Auch das Deutschlandradio baut sein Podcast-Angebot kontinuierlich aus. Dietmar Timm leitet das Online Angebot der beiden Programme von Deutschlandradio:

Dietmar Timm, Podcast-Programmangebot: "Wir sind nun in der Lage, ein reguläres Podcast-Angebot unseren Nutzern zu bieten, beginnend mit den Nachrichten. Wir wollen dieses Angebot wöchentlich erweitern um jeweils eine Sendung. Aus dem Deutschlandfunk "Forschung Aktuell", "Campus & Karriere" aus Deutschlandradio Kultur die Kulturnachrichten, das "Politische Feuilleton" etc."

Anbieter wie AUDIBLE.DE arbeiten daran, mit Podcasting Geld zu verdienen. Hörbücher und Audioausgaben von Wochenzeitungen gehören zum Angebot. Auch Harald Schmidt bietet ein wöchentliches "ischmidt"-podcast für 99 cent an.

Aber auch wenn der Kommerz eines Tages das neue Medium vereinnahmt hat, dann wird vor allem die innovative Technik überleben, die hinter dem Podcasting steht, glaubt Nicolas Oestreich.
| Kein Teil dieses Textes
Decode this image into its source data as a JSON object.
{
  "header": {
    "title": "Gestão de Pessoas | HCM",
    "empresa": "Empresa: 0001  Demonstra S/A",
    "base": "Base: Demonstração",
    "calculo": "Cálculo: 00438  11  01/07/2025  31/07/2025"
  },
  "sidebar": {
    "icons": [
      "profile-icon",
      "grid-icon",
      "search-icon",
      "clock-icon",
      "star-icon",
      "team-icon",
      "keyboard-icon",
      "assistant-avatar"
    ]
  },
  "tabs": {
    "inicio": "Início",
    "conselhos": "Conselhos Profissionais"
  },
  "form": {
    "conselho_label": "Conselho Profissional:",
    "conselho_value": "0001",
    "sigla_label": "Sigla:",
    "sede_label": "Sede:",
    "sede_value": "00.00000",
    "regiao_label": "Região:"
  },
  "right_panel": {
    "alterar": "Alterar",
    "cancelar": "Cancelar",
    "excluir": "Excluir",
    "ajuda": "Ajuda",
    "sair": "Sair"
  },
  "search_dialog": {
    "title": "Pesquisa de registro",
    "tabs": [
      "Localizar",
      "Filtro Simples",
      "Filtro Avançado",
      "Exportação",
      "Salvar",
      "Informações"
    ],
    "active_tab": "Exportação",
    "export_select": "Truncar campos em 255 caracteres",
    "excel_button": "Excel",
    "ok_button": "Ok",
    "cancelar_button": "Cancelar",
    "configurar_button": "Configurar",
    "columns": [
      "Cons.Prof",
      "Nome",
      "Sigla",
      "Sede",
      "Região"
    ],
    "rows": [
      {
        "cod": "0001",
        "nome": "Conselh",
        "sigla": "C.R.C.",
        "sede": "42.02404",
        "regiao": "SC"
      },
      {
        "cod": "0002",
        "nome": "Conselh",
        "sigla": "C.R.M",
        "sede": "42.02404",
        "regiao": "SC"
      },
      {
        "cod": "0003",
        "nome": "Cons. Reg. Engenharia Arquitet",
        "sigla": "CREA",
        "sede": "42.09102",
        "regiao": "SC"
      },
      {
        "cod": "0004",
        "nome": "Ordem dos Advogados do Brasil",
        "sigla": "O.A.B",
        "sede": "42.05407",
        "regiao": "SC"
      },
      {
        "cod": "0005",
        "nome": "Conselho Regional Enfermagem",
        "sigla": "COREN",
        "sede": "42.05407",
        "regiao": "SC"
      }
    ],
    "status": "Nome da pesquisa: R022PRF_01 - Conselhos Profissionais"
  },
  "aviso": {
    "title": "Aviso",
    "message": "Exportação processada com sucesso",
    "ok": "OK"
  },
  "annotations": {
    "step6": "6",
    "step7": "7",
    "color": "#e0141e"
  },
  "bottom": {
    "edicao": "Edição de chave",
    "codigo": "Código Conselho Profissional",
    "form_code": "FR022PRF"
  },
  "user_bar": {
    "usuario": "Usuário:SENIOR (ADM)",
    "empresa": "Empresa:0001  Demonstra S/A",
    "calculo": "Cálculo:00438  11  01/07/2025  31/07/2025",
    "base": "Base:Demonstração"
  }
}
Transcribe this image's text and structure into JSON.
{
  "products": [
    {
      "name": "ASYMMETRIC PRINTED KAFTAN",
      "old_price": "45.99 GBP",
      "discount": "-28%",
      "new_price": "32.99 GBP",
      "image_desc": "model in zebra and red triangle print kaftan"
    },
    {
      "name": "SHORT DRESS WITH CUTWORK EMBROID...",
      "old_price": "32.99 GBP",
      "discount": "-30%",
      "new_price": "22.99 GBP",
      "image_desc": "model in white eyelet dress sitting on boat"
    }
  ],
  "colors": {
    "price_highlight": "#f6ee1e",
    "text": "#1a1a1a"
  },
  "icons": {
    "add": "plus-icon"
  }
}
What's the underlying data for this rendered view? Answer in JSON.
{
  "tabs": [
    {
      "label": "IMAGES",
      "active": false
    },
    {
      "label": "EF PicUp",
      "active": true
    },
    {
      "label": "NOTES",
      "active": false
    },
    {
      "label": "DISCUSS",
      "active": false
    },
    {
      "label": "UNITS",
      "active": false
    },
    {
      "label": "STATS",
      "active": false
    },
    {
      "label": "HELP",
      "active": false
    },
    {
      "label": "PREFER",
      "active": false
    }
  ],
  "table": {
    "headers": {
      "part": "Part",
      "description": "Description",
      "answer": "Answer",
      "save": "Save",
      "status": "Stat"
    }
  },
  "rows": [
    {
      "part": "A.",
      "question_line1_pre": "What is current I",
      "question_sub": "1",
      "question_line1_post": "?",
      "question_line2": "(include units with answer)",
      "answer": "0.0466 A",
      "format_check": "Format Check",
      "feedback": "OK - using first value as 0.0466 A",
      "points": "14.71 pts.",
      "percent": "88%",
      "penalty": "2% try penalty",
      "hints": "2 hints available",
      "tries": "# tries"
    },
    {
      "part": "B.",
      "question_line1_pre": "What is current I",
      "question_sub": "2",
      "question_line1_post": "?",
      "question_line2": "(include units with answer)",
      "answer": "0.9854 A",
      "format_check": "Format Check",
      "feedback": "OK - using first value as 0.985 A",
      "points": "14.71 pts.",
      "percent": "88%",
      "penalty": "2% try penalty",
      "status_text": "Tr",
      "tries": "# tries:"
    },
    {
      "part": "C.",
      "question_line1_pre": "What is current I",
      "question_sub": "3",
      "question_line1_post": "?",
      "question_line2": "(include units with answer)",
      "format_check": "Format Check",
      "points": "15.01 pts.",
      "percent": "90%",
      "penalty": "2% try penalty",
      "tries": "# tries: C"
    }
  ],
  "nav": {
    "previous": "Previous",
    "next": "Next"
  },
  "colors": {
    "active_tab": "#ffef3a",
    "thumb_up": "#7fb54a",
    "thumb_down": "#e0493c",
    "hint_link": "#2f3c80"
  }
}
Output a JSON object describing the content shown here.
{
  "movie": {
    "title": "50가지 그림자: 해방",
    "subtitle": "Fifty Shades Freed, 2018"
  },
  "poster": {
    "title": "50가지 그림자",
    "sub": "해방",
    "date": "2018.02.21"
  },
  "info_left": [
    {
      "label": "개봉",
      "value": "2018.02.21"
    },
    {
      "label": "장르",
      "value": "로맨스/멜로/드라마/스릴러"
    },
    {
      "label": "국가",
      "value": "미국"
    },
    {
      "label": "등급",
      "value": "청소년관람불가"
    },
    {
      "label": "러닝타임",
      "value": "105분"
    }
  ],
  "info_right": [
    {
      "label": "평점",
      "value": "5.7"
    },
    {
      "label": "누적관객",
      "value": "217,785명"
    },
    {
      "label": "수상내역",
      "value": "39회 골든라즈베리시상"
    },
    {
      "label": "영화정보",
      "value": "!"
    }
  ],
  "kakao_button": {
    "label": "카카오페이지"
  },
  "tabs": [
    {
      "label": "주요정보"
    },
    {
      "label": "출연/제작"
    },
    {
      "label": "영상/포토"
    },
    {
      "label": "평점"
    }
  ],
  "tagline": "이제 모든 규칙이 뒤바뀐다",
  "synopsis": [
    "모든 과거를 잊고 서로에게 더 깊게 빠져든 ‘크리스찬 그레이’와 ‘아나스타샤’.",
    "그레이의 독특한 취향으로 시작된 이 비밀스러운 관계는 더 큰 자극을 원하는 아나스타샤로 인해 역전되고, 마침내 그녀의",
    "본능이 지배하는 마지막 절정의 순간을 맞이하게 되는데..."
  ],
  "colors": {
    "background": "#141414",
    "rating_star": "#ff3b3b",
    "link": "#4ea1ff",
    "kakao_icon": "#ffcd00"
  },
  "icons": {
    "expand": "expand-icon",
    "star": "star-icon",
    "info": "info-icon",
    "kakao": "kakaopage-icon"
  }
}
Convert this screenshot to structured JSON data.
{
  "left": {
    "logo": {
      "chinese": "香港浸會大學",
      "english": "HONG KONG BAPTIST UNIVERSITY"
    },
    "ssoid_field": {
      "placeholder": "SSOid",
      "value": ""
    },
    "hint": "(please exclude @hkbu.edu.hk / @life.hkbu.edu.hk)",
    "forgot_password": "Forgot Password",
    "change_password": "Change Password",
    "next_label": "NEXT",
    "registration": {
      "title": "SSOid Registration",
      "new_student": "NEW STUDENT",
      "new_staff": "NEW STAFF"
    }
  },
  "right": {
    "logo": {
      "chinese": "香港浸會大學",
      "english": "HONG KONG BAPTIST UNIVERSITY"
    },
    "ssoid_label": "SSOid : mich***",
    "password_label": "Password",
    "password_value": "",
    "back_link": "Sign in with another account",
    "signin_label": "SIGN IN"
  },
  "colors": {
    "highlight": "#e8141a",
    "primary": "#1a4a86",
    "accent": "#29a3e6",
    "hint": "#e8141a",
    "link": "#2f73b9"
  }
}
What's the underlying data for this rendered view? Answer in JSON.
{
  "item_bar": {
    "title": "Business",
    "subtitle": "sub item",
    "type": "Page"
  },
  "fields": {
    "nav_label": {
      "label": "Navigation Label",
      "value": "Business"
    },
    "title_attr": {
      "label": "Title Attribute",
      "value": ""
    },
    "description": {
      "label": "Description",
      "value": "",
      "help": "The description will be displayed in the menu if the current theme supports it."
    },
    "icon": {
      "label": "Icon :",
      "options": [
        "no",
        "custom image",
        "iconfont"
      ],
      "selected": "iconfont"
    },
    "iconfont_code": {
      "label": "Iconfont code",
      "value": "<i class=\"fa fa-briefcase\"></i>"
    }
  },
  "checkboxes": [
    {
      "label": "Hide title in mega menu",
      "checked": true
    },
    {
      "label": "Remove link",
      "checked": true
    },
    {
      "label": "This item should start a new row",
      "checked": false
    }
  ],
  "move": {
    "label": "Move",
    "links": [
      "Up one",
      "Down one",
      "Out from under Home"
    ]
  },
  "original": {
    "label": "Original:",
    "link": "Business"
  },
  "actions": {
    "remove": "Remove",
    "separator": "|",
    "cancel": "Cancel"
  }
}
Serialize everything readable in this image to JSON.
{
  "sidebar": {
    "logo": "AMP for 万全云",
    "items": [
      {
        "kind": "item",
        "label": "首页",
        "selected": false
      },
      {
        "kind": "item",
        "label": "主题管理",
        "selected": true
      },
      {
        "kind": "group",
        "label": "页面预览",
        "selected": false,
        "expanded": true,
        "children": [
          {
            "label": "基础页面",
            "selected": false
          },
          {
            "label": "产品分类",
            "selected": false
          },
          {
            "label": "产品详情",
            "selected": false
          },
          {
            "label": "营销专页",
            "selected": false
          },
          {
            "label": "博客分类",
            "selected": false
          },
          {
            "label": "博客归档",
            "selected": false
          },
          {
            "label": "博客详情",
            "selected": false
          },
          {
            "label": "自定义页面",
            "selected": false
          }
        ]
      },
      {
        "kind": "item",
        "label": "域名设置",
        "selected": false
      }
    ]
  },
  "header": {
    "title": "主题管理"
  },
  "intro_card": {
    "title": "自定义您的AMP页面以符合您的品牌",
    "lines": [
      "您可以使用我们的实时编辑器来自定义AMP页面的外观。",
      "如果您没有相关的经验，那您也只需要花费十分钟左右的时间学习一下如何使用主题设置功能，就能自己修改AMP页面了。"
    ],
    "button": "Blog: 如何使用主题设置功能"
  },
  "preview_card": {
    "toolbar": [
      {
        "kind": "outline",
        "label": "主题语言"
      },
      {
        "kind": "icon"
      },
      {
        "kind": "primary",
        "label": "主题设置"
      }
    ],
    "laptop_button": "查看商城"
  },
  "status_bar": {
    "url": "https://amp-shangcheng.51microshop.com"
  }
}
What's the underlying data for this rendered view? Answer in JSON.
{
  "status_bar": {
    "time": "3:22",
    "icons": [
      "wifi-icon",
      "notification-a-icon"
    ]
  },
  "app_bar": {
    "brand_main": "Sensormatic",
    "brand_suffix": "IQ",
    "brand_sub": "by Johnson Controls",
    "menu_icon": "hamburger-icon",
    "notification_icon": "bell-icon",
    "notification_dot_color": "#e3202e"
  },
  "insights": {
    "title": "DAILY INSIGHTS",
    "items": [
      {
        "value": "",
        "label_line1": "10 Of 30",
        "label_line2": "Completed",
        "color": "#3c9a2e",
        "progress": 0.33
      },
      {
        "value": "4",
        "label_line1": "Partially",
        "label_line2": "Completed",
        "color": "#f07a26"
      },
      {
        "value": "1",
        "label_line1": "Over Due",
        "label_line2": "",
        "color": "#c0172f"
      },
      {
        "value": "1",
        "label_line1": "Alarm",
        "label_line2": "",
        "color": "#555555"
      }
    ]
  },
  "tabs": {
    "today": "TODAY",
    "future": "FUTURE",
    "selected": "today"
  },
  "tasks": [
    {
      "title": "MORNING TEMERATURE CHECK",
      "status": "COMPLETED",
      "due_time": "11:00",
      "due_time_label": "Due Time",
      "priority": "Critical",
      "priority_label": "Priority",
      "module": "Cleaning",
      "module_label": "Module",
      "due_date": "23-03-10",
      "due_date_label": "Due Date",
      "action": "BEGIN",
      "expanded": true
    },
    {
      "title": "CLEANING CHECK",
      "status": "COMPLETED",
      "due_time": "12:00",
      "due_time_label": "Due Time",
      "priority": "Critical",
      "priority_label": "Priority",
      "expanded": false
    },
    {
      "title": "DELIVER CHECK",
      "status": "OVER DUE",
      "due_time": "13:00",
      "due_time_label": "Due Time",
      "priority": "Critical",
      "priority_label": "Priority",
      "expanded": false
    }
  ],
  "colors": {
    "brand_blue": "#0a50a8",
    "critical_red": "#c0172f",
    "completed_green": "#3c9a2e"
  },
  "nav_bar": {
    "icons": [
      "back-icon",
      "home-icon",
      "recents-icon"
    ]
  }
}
Deutschlands erster Podcaster arbeitet oft in Berliner Szene-Cafés mit seinem Notebook, immer online über das lokale Funknetz:

Nicolas Oestrich, Podcaster der ersten Stunde (Betreiber www.ipodfun.de):

"Es geht immer mehr einfach in Richtung Transportmittel. Wenn ich es jetzt beschreiben müsste, ist es die Technik die dahinter steckt, dass du einfach Sachen immer aktualisieren kannst. Ich denke, da wird es hingehen: Das es eher ein Weg ist, um Inhalte zu transportieren, die schon existieren. Genau wie bei der Tagesschau: ob du dir es auf der Seite herunterlädst oder du abonnierst den Podcast: Es ist mehr ein Transportmittel geworden. Früher war es eher so ein "Ich mach mal jetzt meine eigene Radiosendung"."

Für den Moment herrscht aber die bunte Anarchie der sendenden Individualisten. Podcasting ist eine Erweiterung dessen, was man bisher unter Radio verstand und es lebt nicht zuletzt von der Experimentierfreude und Kreativität seiner Nutzer.